Response from 0[+++++]
It's not like the plants are princesses on a pea. You don't have to work yourself to death like that. My mom just has clay like plasticine. But she doesn't bother with it like you guys do. She just draws rows and sows the seeds and covers them with compost. Don't forget about yourself, either.

Response from 0[+++++]
Cultivator certainly help a lot, but one year the earth does not turn into a fertile fluff. Work on improving the land to continue: make organic matter, arrange a compost pile, pour EM product on the ground at summer temperature to form the REAL microbiota and then you are good. Good luck.

Response from 0[+++++]
The tenth time the clumps will break up.

Response from 0[+++++]
The earthworms do the soil structure better than any other participant in the process.

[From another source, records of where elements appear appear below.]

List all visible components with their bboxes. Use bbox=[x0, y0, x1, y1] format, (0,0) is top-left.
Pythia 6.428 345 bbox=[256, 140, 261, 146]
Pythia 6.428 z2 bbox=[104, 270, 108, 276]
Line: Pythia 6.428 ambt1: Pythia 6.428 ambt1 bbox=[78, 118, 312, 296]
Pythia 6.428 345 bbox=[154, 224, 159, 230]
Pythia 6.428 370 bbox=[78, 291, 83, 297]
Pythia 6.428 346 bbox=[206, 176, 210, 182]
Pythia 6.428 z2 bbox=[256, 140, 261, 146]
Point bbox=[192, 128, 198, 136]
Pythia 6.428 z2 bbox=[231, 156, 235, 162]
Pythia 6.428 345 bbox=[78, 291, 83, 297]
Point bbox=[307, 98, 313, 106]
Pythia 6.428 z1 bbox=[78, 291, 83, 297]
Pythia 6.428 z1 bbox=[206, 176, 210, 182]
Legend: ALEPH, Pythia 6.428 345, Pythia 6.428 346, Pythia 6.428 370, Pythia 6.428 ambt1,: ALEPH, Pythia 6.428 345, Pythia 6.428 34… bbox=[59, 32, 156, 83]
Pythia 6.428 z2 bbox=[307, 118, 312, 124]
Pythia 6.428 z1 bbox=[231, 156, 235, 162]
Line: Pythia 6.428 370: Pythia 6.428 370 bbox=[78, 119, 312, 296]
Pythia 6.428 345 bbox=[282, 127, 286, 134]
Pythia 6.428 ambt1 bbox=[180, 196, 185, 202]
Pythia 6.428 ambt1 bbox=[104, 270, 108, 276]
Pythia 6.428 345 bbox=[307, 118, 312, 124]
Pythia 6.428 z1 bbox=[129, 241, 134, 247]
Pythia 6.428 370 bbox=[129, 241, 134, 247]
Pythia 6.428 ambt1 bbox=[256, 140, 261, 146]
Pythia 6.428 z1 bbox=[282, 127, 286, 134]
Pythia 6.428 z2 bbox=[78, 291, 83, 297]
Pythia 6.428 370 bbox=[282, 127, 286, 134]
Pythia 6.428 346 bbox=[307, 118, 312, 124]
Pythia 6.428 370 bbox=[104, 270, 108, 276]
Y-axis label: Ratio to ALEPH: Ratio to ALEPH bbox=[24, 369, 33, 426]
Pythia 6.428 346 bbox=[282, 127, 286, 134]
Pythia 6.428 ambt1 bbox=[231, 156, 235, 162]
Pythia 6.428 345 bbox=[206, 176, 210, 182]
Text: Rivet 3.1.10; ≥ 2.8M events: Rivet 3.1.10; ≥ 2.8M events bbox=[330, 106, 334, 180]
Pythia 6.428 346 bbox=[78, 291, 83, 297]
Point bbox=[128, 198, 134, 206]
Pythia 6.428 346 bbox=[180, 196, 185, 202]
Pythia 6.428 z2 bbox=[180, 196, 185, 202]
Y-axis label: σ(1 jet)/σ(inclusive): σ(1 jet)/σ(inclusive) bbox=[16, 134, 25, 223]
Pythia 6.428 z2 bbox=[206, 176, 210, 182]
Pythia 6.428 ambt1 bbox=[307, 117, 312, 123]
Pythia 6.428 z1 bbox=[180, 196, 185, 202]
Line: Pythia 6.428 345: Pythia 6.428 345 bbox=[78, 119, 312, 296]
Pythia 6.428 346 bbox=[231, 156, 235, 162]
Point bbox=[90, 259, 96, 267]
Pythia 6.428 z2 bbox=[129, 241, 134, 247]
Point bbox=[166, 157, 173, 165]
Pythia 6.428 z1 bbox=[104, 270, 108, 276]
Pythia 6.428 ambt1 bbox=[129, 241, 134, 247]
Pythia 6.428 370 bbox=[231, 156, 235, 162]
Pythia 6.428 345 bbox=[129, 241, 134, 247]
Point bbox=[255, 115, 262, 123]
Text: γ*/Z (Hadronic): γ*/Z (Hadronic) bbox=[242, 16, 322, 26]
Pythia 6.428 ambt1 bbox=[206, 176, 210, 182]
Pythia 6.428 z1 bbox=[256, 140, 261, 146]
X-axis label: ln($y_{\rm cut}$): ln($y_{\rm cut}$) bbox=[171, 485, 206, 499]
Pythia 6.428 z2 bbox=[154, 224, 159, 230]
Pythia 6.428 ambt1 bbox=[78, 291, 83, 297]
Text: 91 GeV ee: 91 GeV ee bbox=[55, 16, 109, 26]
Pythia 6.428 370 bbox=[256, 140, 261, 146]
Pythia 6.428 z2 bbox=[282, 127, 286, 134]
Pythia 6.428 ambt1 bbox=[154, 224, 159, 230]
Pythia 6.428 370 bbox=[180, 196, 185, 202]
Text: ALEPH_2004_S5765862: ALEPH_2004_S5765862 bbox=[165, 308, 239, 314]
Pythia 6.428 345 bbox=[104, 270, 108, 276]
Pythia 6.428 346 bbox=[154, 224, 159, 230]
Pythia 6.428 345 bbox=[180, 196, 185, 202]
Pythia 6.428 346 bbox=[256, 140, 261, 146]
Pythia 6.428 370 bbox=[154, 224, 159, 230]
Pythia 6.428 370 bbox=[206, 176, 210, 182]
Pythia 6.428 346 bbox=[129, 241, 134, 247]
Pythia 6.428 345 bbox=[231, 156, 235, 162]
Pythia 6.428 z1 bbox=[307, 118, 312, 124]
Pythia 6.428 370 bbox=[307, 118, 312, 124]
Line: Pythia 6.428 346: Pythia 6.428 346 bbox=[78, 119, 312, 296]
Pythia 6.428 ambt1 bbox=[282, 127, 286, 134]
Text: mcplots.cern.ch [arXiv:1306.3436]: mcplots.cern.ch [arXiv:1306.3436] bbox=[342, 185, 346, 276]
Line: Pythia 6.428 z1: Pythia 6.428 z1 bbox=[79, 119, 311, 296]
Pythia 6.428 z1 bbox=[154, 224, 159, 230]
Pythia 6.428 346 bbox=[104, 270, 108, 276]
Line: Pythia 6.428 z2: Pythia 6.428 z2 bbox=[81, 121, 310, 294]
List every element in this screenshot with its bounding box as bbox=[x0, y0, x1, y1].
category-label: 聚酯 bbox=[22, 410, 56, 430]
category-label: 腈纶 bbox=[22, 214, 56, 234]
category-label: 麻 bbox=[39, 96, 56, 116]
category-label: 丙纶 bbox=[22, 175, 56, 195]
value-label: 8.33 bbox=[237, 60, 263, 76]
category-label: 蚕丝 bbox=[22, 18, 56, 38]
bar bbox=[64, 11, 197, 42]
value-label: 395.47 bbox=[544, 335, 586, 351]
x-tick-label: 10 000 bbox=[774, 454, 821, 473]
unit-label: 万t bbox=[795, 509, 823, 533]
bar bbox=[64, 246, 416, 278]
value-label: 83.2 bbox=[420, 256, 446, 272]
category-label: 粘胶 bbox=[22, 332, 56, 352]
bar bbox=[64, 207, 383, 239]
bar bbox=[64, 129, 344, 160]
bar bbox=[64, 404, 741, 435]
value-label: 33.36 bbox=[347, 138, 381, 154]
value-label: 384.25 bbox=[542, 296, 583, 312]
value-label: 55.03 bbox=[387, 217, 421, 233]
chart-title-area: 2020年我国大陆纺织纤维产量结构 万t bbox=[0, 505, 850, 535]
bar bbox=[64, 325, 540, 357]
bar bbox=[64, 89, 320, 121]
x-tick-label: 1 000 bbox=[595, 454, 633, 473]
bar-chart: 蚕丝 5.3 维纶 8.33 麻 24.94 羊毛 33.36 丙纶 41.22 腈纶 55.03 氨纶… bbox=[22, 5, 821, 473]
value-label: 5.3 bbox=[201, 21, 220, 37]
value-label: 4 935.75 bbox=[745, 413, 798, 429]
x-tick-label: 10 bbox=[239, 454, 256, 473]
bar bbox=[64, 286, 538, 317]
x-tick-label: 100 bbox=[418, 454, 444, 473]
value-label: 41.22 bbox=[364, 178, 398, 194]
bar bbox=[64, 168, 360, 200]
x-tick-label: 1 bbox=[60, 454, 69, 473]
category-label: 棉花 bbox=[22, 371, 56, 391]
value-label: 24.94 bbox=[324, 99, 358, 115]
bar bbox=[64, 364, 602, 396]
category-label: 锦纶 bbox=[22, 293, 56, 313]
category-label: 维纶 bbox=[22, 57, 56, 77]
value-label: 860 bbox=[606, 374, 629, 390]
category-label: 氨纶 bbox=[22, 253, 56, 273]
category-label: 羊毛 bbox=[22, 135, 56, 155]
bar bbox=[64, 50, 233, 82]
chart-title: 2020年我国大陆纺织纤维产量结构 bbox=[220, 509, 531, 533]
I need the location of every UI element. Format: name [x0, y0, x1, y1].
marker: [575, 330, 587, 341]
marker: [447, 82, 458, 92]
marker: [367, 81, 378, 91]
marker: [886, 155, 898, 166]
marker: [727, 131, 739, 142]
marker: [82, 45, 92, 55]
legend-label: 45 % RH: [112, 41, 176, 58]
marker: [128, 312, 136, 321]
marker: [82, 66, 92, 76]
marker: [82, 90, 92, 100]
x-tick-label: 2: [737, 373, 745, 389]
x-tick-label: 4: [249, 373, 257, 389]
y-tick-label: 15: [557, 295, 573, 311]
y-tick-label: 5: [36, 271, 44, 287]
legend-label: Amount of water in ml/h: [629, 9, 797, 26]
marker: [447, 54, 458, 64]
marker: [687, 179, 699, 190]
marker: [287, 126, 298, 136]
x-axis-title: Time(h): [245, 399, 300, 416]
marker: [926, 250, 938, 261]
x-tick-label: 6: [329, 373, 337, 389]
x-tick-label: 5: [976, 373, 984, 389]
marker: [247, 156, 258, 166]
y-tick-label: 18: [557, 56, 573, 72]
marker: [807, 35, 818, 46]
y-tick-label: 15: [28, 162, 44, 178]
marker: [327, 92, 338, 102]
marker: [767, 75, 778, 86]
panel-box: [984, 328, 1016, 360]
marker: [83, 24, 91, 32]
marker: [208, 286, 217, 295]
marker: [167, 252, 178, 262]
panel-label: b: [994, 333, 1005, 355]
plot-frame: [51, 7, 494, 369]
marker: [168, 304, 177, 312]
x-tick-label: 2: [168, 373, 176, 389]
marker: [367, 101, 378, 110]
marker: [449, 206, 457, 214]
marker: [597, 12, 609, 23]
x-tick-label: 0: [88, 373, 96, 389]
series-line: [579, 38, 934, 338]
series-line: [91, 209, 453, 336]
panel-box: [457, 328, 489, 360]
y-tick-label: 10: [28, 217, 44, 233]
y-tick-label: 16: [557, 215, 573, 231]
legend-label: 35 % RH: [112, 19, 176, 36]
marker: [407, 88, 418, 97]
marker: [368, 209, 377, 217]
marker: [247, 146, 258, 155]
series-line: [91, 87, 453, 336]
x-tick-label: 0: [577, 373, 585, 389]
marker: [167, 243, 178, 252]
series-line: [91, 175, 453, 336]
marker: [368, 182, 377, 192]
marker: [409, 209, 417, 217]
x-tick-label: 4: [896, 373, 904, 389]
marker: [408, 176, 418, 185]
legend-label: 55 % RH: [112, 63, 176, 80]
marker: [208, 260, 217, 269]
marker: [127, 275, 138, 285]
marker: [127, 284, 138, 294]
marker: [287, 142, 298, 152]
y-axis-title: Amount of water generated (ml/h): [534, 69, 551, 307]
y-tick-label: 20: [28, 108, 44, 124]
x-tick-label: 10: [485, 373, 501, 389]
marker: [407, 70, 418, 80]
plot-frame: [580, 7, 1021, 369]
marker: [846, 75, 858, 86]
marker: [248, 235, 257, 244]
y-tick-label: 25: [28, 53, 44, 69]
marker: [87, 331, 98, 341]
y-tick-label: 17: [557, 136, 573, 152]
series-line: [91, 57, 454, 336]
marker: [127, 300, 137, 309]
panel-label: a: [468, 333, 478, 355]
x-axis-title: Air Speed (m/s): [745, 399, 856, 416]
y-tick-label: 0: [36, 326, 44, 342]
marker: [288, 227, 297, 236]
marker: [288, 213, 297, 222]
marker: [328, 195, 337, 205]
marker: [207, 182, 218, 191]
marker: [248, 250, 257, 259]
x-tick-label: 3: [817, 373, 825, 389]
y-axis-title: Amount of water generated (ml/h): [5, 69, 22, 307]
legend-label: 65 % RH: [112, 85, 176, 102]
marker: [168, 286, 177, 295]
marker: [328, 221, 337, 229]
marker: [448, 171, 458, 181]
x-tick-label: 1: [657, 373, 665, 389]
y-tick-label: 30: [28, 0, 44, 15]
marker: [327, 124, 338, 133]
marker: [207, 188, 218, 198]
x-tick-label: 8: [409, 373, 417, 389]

You don't seem to have any. And for the microflora as for the plant roots all these clods don't matter, so don't worry about it.

Response from 0[+++++]
2 times a year to make what you listed + sand and dig with a shovel, not hands to a depth of at least a bayonet, then in 5 years the soil will be light. You can dig with a pitchfork. There are no bacteria in the clay and there is nothing to speed it up. There are no worms. It's all in the organic residues. Baikal and all that stuff is put in compost piles, not soil poured in.